The Penrose example worries me for other reasons as well, namely it seems like it would be possible to generate hordes and hordes of weak arguments against Penrose; so it's as if because the argument against Penrose is strong, you aren't bothering to try to generate weak arguments; reading this feels like you now prefer weak arguments to strong arguments and don't try to find the many weak arguments once you see a strong argument, which is not good Bayesianism.
You also claim there's a strong argument for Penrose, namely his authority (? wasn't this the kind of reasoning you were arguing against trusting?) but either we have very different domain models here, or you're not using the Bayesian definition of strong evidence as "an argument you would be very unlikely to observe, in a world where the theory is false". What do you think is the probability of at least one famous physicist writing a widely panned book about the noncomputability of human consciousness, in a world where consciousness is computable? I should not call it very low, and that means that the pure argument from authority, if you don't believe the actual specifics of that argument, is Bayesian evidence with a low likelihood ratio or as it would be commonly termed a 'weak argument'.

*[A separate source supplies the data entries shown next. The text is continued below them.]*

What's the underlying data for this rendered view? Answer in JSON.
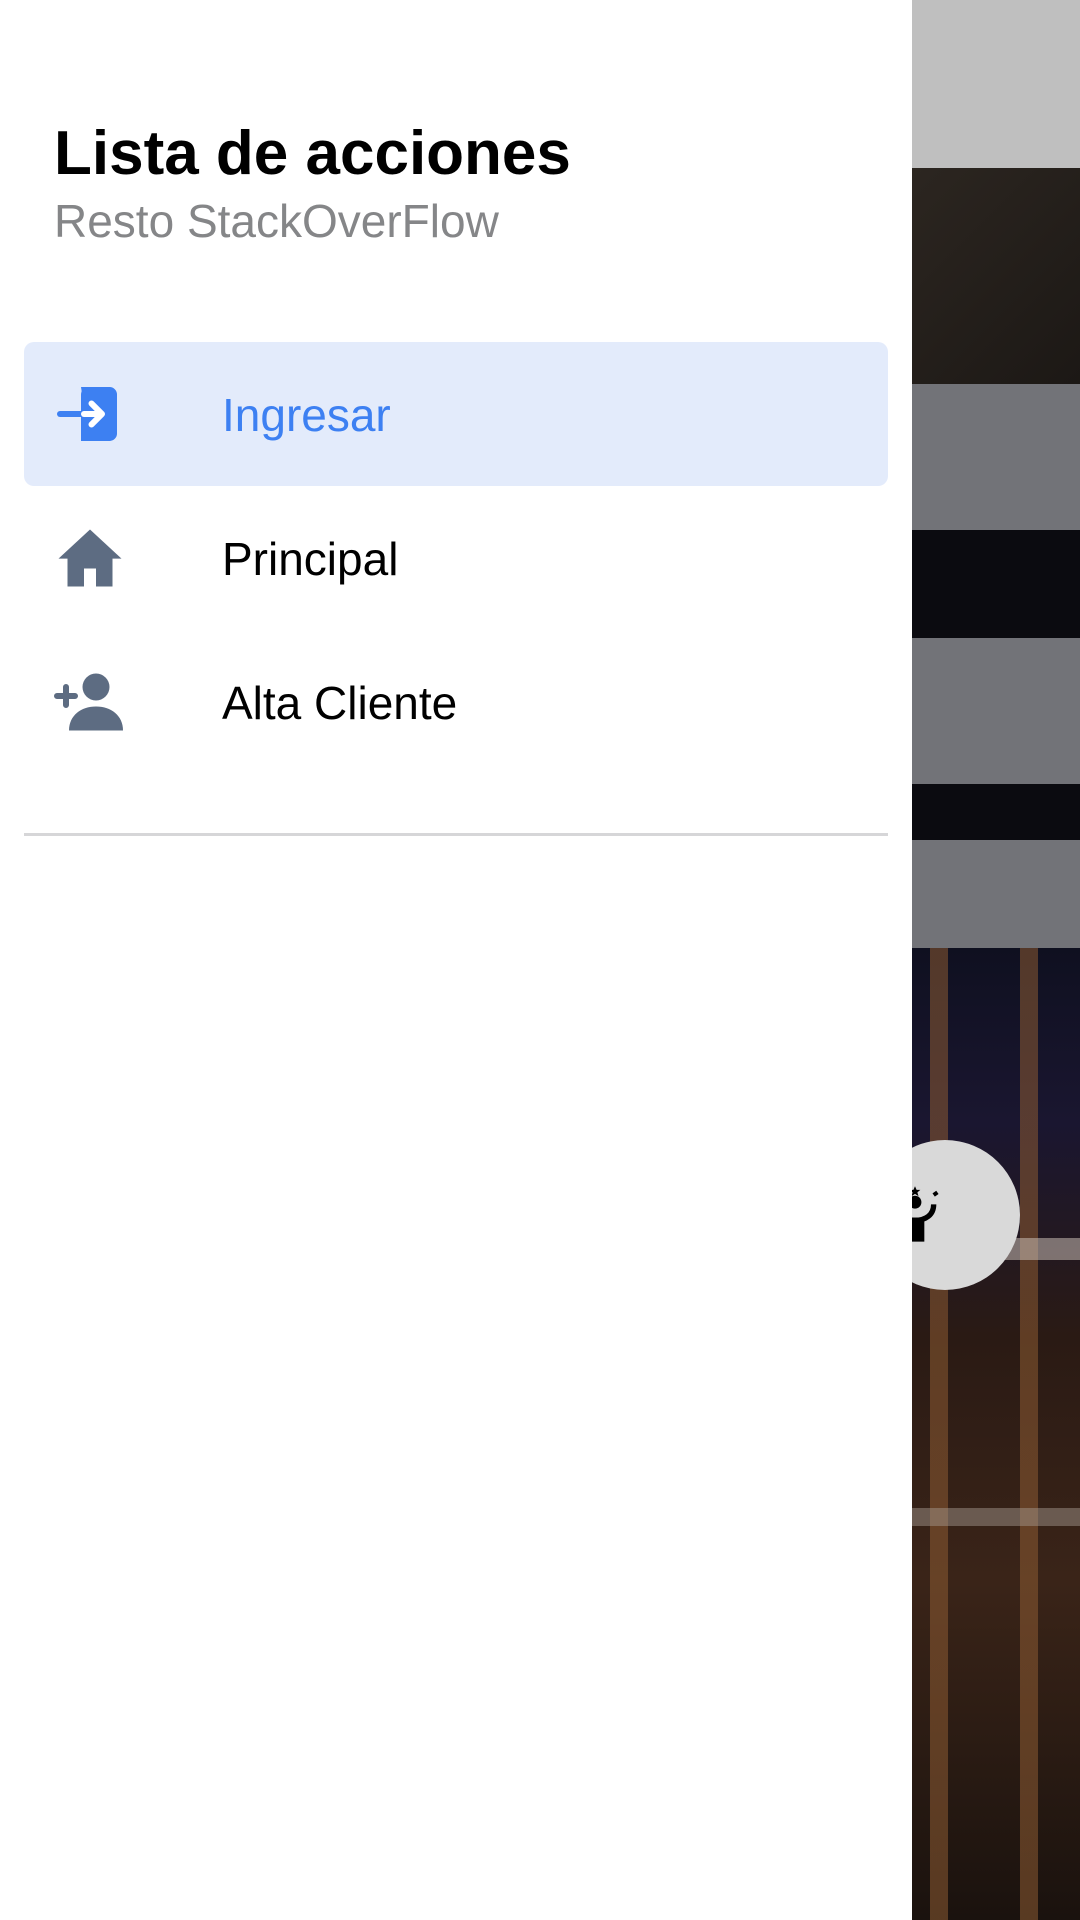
{
  "drawer": {
    "title": "Lista de acciones",
    "subtitle": "Resto StackOverFlow",
    "items": [
      {
        "label": "Ingresar",
        "icon": "log-in-icon",
        "active": true
      },
      {
        "label": "Principal",
        "icon": "home-icon",
        "active": false
      },
      {
        "label": "Alta Cliente",
        "icon": "person-add-icon",
        "active": false
      }
    ]
  },
  "fab": {
    "icon": "accessibility-icon"
  },
  "colors": {
    "active_background": "#e3ebfb",
    "active_text": "#3d80f2",
    "icon_inactive": "#5d6c82",
    "subtitle_text": "#858688"
  }
}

Strong evidence against Penrose's conclusion would necessarily have to be strong (or at least moderate) counterarguments to each of the weak arguments which support his position; it appears to me that faith in reductionism and an observation of an algorithmic consciousness qualify as strong counterarguments, and I think that there's a very high probability that Tegmark's work showing that the brain mechanisms that we know about function well in classical physics qualifies as a moderate counterargument to the key points. (This would become strong if combined with proof that what we know is sufficient to model consciousness.)
The evolutionary counterargument (it is unlikely that small changes iterating over time would result in quantum behavior, even if quantum behavior were useful) I reject as false, because evolutionary processes aren't goal-oriented and aren't smart enough to avoid using quantum behavior.